Imaginary Numbers (InCryptid #9) - Seanan McGuire Page 0,53

that would have been a blush, if I’d had the capillary response to fuel it.

Annie simply nodded. “He is. I found him in a cardboard box labeled ‘free to good home,’ and decided I was going to keep him. He has his own room now and everything.”

“I wish that were less accurate,” muttered James.

Their trio was starting to make more sense now. I offered Annie a wan smile and waved a hand toward the stairs. “I’m going to go find Artie.”

“Good luck with that,” said Elsie. “I’ve looked everywhere. The jerk is hiding.”

“Yeah, but I know he didn’t leave the house—I would have heard him go—and I can’t hear him now, which means there’s only one place he can be.” I started across the room. “I’ll be back down as soon as we’ve hammered this out.”

“Good luck,” called Annie.

I waved vaguely over my shoulder rather than looking back and kept walking.

My family is remarkably effective in the field. We have to be. Hesitate when there’s a Covenant operative or a hungry lindworm in front of you and there’s a good chance you’re going to wind up dead. Not cool. But this means that we’re also incredibly relaxed and disorganized when we don’t have to keep it together. When we relax, we relax, becoming as difficult to herd as a clowder of cats. If I’d stayed to finish saying goodbye, I would have found myself caught in an endless loop of just one more thing, until something important enough to break the cycle happened. Bedtime is an eternal trial.

At least James and Sam had their anti-telepathy charms now. Annie must have explained why they were necessary. Neither of them had seemed afraid of me, but with their minds sealed off, how could I tell?

Sometimes coming from a predatory species really sucks.

A constellation of smaller minds came into focus as I climbed the stairs. They were too small to project very far, although each of them was fully sapient, as complex as any human. Some of them were blurry: we’d never met before. Others were bright, crisp and clear, elders of the colony who knew exactly who I was and would be thrilled to see me home. I took a deep breath, steeling myself. Then I kept climbing.

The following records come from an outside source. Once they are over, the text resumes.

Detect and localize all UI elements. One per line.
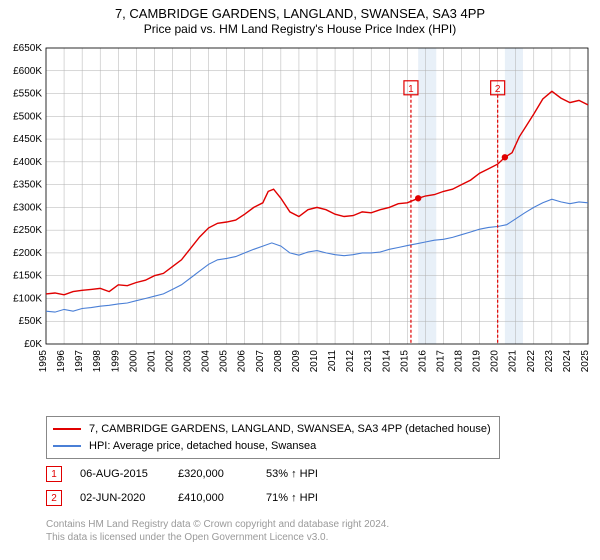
sale-marker-icon: 2: [46, 490, 62, 506]
sales-row: 1 06-AUG-2015 £320,000 53% ↑ HPI: [46, 462, 346, 486]
svg-text:£0K: £0K: [24, 339, 42, 350]
sale-marker-icon: 1: [46, 466, 62, 482]
legend-label: HPI: Average price, detached house, Swan…: [89, 438, 316, 455]
legend-row: HPI: Average price, detached house, Swan…: [53, 438, 491, 455]
svg-text:£100K: £100K: [13, 293, 42, 304]
svg-text:1997: 1997: [74, 350, 85, 373]
arrow-up-icon: ↑: [291, 492, 297, 504]
svg-text:£650K: £650K: [13, 44, 42, 54]
svg-text:2005: 2005: [219, 350, 230, 373]
svg-text:£600K: £600K: [13, 66, 42, 77]
svg-text:£550K: £550K: [13, 89, 42, 100]
svg-text:2001: 2001: [146, 350, 157, 373]
attribution-line: Contains HM Land Registry data © Crown c…: [46, 518, 389, 531]
attribution-line: This data is licensed under the Open Gov…: [46, 531, 389, 544]
svg-text:£450K: £450K: [13, 134, 42, 145]
svg-text:2010: 2010: [309, 350, 320, 373]
svg-text:2015: 2015: [399, 350, 410, 373]
svg-text:2007: 2007: [255, 350, 266, 373]
svg-text:1995: 1995: [38, 350, 49, 373]
svg-text:2014: 2014: [381, 350, 392, 373]
legend: 7, CAMBRIDGE GARDENS, LANGLAND, SWANSEA,…: [46, 416, 500, 459]
svg-text:1998: 1998: [92, 350, 103, 373]
sale-price: £410,000: [178, 492, 248, 504]
svg-text:2009: 2009: [291, 350, 302, 373]
svg-text:£400K: £400K: [13, 157, 42, 168]
sale-pct: 53% ↑ HPI: [266, 468, 346, 480]
legend-row: 7, CAMBRIDGE GARDENS, LANGLAND, SWANSEA,…: [53, 421, 491, 438]
svg-text:1996: 1996: [56, 350, 67, 373]
svg-text:2003: 2003: [183, 350, 194, 373]
svg-text:£500K: £500K: [13, 111, 42, 122]
arrow-up-icon: ↑: [291, 468, 297, 480]
svg-text:2017: 2017: [435, 350, 446, 373]
svg-text:2011: 2011: [327, 350, 338, 372]
chart-subtitle: Price paid vs. HM Land Registry's House …: [0, 22, 600, 37]
svg-text:2012: 2012: [345, 350, 356, 373]
svg-text:2018: 2018: [454, 350, 465, 373]
sale-date: 06-AUG-2015: [80, 468, 160, 480]
chart-title: 7, CAMBRIDGE GARDENS, LANGLAND, SWANSEA,…: [0, 6, 600, 22]
svg-text:2000: 2000: [128, 350, 139, 373]
svg-text:2020: 2020: [490, 350, 501, 373]
sale-pct: 71% ↑ HPI: [266, 492, 346, 504]
svg-text:1: 1: [408, 84, 414, 95]
svg-text:2025: 2025: [580, 350, 591, 373]
svg-text:£50K: £50K: [19, 316, 43, 327]
svg-text:£200K: £200K: [13, 248, 42, 259]
legend-swatch: [53, 445, 81, 447]
chart-title-block: 7, CAMBRIDGE GARDENS, LANGLAND, SWANSEA,…: [0, 0, 600, 37]
svg-text:2008: 2008: [273, 350, 284, 373]
svg-text:£300K: £300K: [13, 202, 42, 213]
sale-date: 02-JUN-2020: [80, 492, 160, 504]
svg-text:£150K: £150K: [13, 271, 42, 282]
chart-svg: £0K £50K £100K £150K £200K £250K £300K £350K £40…: [0, 44, 600, 408]
svg-text:2022: 2022: [526, 350, 537, 373]
attribution: Contains HM Land Registry data © Crown c…: [46, 518, 389, 544]
svg-text:2006: 2006: [237, 350, 248, 373]
sale-price: £320,000: [178, 468, 248, 480]
svg-text:1999: 1999: [110, 350, 121, 373]
svg-text:2002: 2002: [164, 350, 175, 373]
svg-text:£350K: £350K: [13, 180, 42, 191]
price-chart: £0K £50K £100K £150K £200K £250K £300K £350K £40…: [0, 44, 600, 408]
svg-text:2019: 2019: [472, 350, 483, 373]
svg-text:2: 2: [495, 84, 501, 95]
sales-row: 2 02-JUN-2020 £410,000 71% ↑ HPI: [46, 486, 346, 510]
legend-label: 7, CAMBRIDGE GARDENS, LANGLAND, SWANSEA,…: [89, 421, 491, 438]
svg-text:2013: 2013: [363, 350, 374, 373]
svg-text:2016: 2016: [417, 350, 428, 373]
svg-text:£250K: £250K: [13, 225, 42, 236]
svg-text:2004: 2004: [201, 350, 212, 373]
svg-text:2021: 2021: [508, 350, 519, 373]
svg-text:2023: 2023: [544, 350, 555, 373]
sales-table: 1 06-AUG-2015 £320,000 53% ↑ HPI 2 02-JU…: [46, 462, 346, 510]
svg-text:2024: 2024: [562, 350, 573, 373]
legend-swatch: [53, 428, 81, 430]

“HAIL! HAIL THE RETURN OF THE HEARTLESS ONE!”

Aeslin mice are small, but when that many of them shout in tandem, they’re capable of making a hell of a lot of noise. There were at least a hundred mice spread out across the second-floor landing, perched on the bookshelves and clinging to the banister. I stopped, blinking at them. About a third of the gathering wore the colors of Verity’s clergy, bedecked with more feathers than any mouse had any business wearing. The rest were a mixture of the active family liturgies, including a few I didn’t recognize. That made a certain amount of sense. Dominic, Shelby, now Sam and James . . . we’d had a few new additions to the family since the last time I’d been home in Oregon.

“Hello,” I said.

The mice cheered.

Aeslin mice are evolutionary mimics. They look like ordinary field mice, save for slightly larger heads and slightly more developed hands—two attributes most people would never be in a position to notice. They nest like mice, breed like mice, and happily infest the walls of human habitations, again, like mice. It’s just that they do all this while practicing a complicated, functionally inborn religion. Aeslin need to believe in something. Anything. Our family colony believes in, well, the family. We are, and have always been, their objects of worship.

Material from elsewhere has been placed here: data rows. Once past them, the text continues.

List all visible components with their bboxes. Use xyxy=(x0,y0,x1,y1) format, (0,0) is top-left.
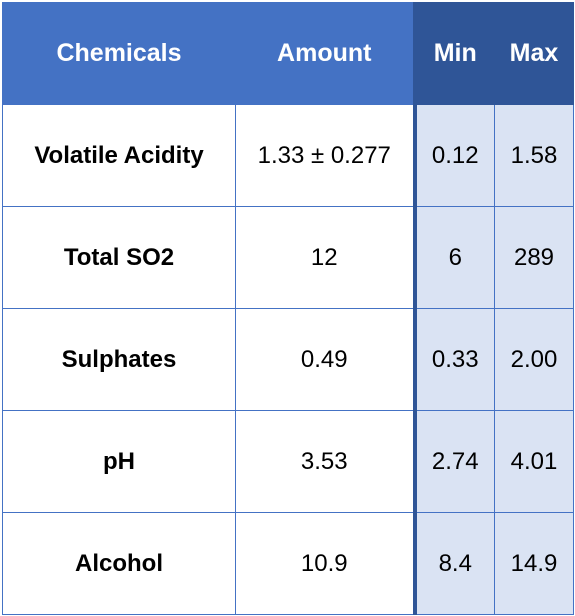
row-min: 6 xyxy=(412,206,495,309)
header-amount: Amount xyxy=(235,2,415,105)
row-amount: 10.9 xyxy=(235,512,415,615)
row-amount: 3.53 xyxy=(235,410,415,513)
row-chemical-name: Volatile Acidity xyxy=(2,104,236,207)
header-chemicals: Chemicals xyxy=(2,2,236,105)
row-max: 1.58 xyxy=(494,104,574,207)
row-min: 8.4 xyxy=(412,512,495,615)
table-row: Volatile Acidity 1.33 ± 0.277 0.12 1.58 xyxy=(2,104,574,207)
row-chemical-name: Total SO2 xyxy=(2,206,236,309)
row-min: 2.74 xyxy=(412,410,495,513)
header-row: Chemicals Amount Min Max xyxy=(2,2,574,105)
row-min: 0.12 xyxy=(412,104,495,207)
header-max: Max xyxy=(494,2,574,105)
row-chemical-name: Alcohol xyxy=(2,512,236,615)
row-max: 14.9 xyxy=(494,512,574,615)
row-chemical-name: Sulphates xyxy=(2,308,236,411)
table-row: Total SO2 12 6 289 xyxy=(2,206,574,309)
row-max: 4.01 xyxy=(494,410,574,513)
header-min: Min xyxy=(412,2,495,105)
row-max: 2.00 xyxy=(494,308,574,411)
row-amount: 1.33 ± 0.277 xyxy=(235,104,415,207)
row-max: 289 xyxy=(494,206,574,309)
table-row: pH 3.53 2.74 4.01 xyxy=(2,410,574,513)
row-amount: 12 xyxy=(235,206,415,309)
row-amount: 0.49 xyxy=(235,308,415,411)
table-row: Sulphates 0.49 0.33 2.00 xyxy=(2,308,574,411)
row-min: 0.33 xyxy=(412,308,495,411)
table-row: Alcohol 10.9 8.4 14.9 xyxy=(2,512,574,615)
row-chemical-name: pH xyxy=(2,410,236,513)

No pressure. I mean, “these adorable, cartoony creatures love and trust you, and believe that you have the power to keep them safe when their species is otherwise functionally extinct” is a perfectly normal situation, right?

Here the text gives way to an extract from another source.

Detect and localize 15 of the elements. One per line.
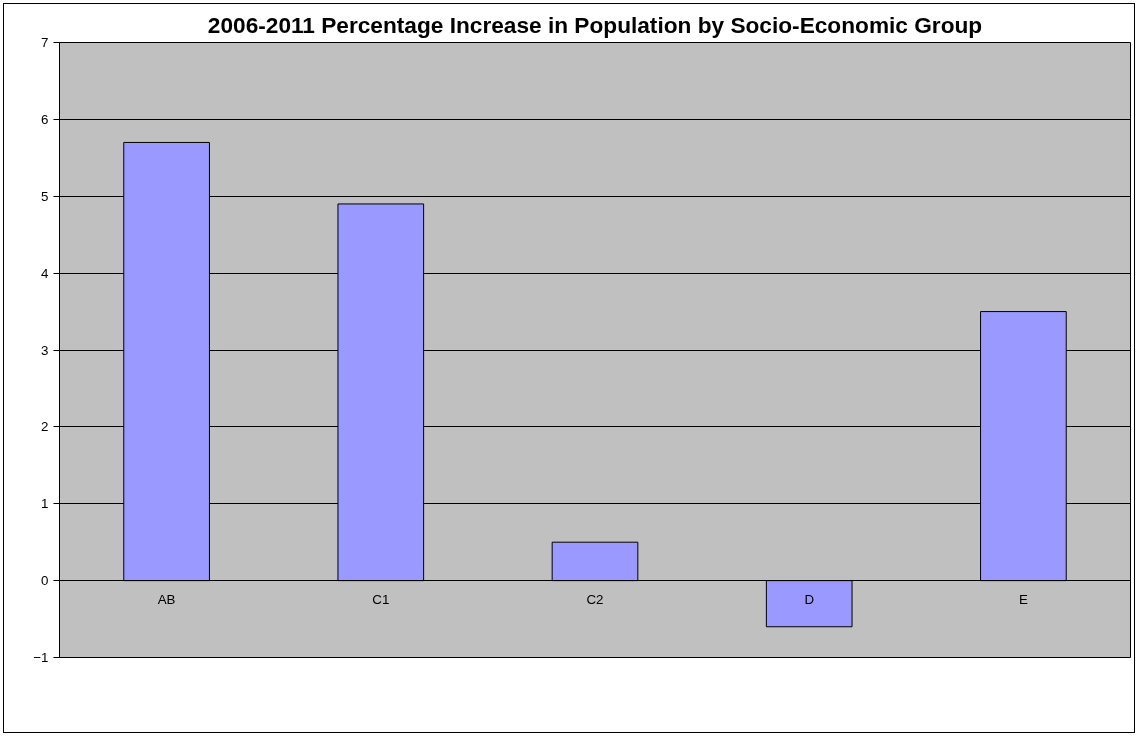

“Long have we Awaited your Return,” intoned one of the older mice, stepping to the front of the group. He used a long kitten-bone staff to hold himself upright. From the twinges of pain that laced through his thoughts, I could tell that bipedal locomotion was no longer as easy for him as it had been when he’d been younger. “Hail to the Heartless One! Hail to the Savior of the Arboreal Priestess!”

“Of course I saved her,” I said. “Verity’s my family. I had to.”

“We understand,” said the priest gravely. I frowned. He wasn’t wearing nearly enough feathers. “We also understand that we have been Unfair to you.”